As part of our continued ‘colonial tinsmith’ research, I found a delightful blog full of a designer’s collection of ‘inventive repairs’. It seems folk of that era did one of two things; they destroyed anything cracked or broken or carried out inventive repair of same. At ‘Woodbury’ in the southern midlands of Tasmania, friends have been reconstructing a c.1824 house and outbuildings of historic significance. It seems that everything chipped, cracked or outright broken was dumped in a ditch not far from the kitchen. Linda Cooper has retrieved thousands of shards, some pieces almost fully complete from this crockery burial mound. It seems in this household, the orders were to destroy anything not up to scratch. While in our c.1843 shop and residence, 11 kms north we find the exact opposite; every item there has been repaired rather than replaced.

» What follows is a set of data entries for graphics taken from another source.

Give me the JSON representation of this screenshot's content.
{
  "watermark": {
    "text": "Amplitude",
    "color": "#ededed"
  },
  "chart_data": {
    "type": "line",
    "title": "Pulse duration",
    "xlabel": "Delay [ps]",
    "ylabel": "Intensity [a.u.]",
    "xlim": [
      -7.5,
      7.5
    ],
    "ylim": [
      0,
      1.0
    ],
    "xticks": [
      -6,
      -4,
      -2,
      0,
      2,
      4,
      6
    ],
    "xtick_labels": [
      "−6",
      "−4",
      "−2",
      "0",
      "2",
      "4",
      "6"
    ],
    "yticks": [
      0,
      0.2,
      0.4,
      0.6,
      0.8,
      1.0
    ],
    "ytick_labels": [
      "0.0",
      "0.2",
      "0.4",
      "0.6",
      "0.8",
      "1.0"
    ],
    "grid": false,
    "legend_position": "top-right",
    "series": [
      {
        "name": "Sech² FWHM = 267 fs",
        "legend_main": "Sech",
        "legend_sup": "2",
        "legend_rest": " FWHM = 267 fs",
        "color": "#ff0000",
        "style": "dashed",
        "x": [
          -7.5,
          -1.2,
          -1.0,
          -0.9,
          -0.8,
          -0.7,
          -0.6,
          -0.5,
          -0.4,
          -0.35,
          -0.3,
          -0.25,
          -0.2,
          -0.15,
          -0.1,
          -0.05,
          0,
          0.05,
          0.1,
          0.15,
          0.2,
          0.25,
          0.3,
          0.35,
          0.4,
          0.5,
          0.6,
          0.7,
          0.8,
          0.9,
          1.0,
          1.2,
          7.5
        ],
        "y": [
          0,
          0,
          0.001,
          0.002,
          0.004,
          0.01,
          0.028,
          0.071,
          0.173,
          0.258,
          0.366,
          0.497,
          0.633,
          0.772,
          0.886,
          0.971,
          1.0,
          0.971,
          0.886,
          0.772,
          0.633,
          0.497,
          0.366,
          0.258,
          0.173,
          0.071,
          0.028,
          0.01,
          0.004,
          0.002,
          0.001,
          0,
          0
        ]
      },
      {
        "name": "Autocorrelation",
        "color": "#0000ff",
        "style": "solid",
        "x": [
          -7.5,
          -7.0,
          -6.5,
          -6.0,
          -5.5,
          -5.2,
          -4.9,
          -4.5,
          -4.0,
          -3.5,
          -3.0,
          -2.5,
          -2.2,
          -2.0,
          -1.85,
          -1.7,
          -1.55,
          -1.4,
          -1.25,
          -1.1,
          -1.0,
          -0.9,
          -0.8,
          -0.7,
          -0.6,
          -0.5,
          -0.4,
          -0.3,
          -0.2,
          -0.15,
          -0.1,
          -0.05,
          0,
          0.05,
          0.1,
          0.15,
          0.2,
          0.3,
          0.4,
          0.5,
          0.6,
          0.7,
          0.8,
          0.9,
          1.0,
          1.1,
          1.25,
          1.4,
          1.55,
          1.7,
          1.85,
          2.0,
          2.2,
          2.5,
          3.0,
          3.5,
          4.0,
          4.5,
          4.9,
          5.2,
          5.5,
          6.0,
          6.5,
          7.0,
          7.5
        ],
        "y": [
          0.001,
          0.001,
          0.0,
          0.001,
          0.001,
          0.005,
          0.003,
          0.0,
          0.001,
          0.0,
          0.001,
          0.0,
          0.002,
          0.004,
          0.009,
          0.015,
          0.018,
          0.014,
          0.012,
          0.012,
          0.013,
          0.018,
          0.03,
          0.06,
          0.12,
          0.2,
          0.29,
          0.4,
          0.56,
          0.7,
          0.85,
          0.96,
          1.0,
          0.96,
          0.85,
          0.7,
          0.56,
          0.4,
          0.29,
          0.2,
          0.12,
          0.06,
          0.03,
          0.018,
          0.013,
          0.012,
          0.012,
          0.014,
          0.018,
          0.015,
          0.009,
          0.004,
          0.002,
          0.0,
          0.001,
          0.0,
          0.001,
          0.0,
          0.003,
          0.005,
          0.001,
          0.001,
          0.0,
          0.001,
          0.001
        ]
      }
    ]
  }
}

This jug remains useable despite multiple breaks, made new with the tinkers magic of scored and folded tin sheet and solder.

This plate is part of the remnant group from a service originally owned by an early Brisbane pastoralist – A. H. Wittingham. As a teenager I worked on the weekends for the antique dealer Harcourt Howard of Clayfield who had a shop in the old Albion telephone exchange. He would make a trip to “Mayfield”, on Windermere Road, Hamilton every second saturday and enter by the left hand side of the laundry. There, at the end of the long scrubbed pine table would be the goods on offer and a purse. Mrs Wittingham (and her maid) had by this time outlived her husband by nearly 30 years. He left the house to the Melbourne Grammar school upon his wife’s decease but made no arrangements for the ladies survival in the interim. Each fortnight the phone call would come from the maid, Harcourt would arrive by taxi the following morning early, let himself onto the property and always leave the same amount in the purse – he never set eyes on the ladies. He was never able to negotiate the price on the goods, from my memory, it was the early 1960’s he left 22/- (enough for a large side of brisket, butter bread jam for the ladies to live on). He would arrive back at the shop where I had opened up and stacked the ‘leg-openers’ outside and had the billy on the boil. Some times he would come back with absolute crap, sometimes there would be a painting by Stark, once a Landseer, a Chromo or a Baxter print, on many occasions just a simple bobbin. I remember the day that one piece of blue & white  had appeared and sparked his attention, further pieces would be left out but just one at a time . . . 17 in all. The only piece with a mark was the last to appear, the base of a large oval butter dish stamped in two rows of long capitals – CHAMBERLAINS WORCESTER – c.1847.